I’m Alesia and I am a home schooled Christian teen trying to adapt to today’s crazy society.
Welcome to my blog!
My blog name means several things: By Reaching Higher I am challenging myself to Do and Be better in all that I am.
Instead of settling for the normal, I’ll Reach Higher by setting goals to grow strong in both my personal life and my spiritual life with God.
In this blog, I will post about My Spiritual Journey and the discoveries I make as I learn more about God and all the amazing things He's done!
"Don't let anyone look down on you because you are young, but set an example for the believers in speech, in life, in love, in faith and in purity." 1 Timothy 4:12
Ever feel like when you pray, God must not hear them, because nothing seems to change?
Well, it has seemed to be that way in my life allot lately.
That doesn’t mean that God isn't listening, or He doesn’t hear our prayers, most of the time, there is so much more going on behind the scenes. Things that must happen before our prayers can be answered.
When times get hard, we have to remember to keep faith and trust God to help us get through the hard times.
Many times in my life, I am reminded of Job.
A man in the bible who loved and worshiped God greatly.
Even when he lost everything, his family, his servants, his animals and even his health, every day he would kneel down to thank God.
Yes, thank God. though he was going through so much pain and suffering in his life, he still thanked God!
Hearing that story makes me realized that my life is so much better then that, yet I am so easily angered when things go wrong! Why?

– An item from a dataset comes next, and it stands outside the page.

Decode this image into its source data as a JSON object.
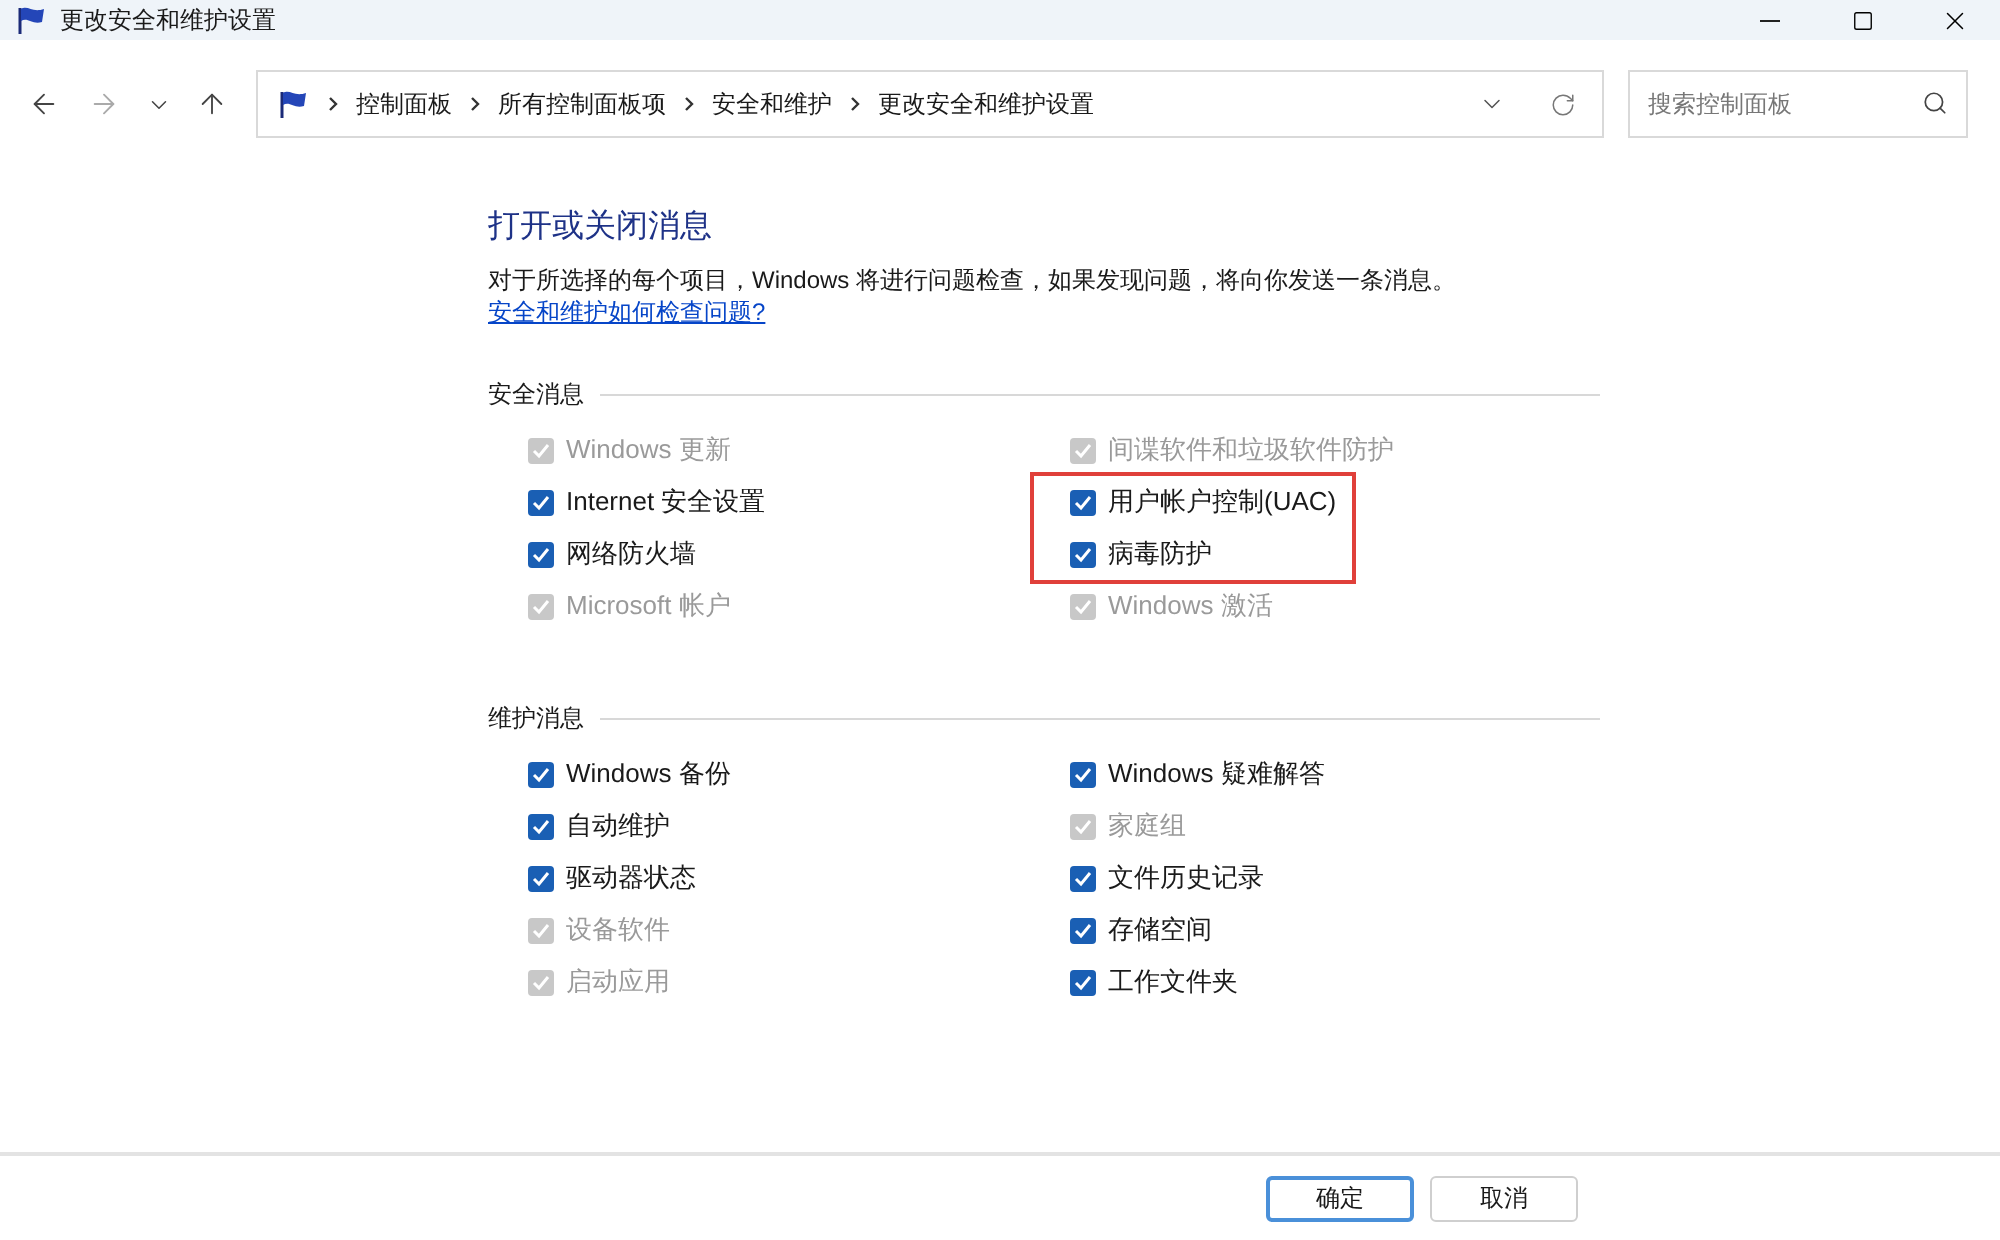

I have my health, I have my family and a home, what more do I need?
Sure, there are my earthly needs, but we’ll never have all of those!
When Job lost everything, he still worshiped God, yet when I simply loose something, I find myself getting upset with God for not telling me where it is.
I can be so easily angered to God, thinking He is the cause of the problems in my life, when actually, I am!
I cause any and all problems in my life. If something bad happens, why do I blame God instead of myself? Surely I am the one that lost that item, not God, right?
Then why do I get mad at God, saying “Why will you not show me where that item is lost? Help me find it! I know that you know where it is, not help me!” instead of saying “Why am I so careless, why did I loose that?”
We all know that when we are going through hard times in our life, we are more likely to blame God. But when we are having a good day, and things seem to be going our way, we are thanking Him?
If we have a good day, it's because we have set our minds on having a good day. We have a cheerful attitude and a joyful heart, so there for, we have a good day.
I try to live happily everyday, but it can be very hard!
Trying not to snap at siblings or parents is hard. Thanking God and admitting my mistakes instead of blaming Him.
Admit when I have been wrong with my parents or siblings, and get rid of my prideful spirit.
Once we have all learned that God is not the cause for misery in our life, we can learn to ask His help, instead of demanding it, and we can learn to have patience with Him, cause one thing I know for sure, He definitely has allot of patience with us!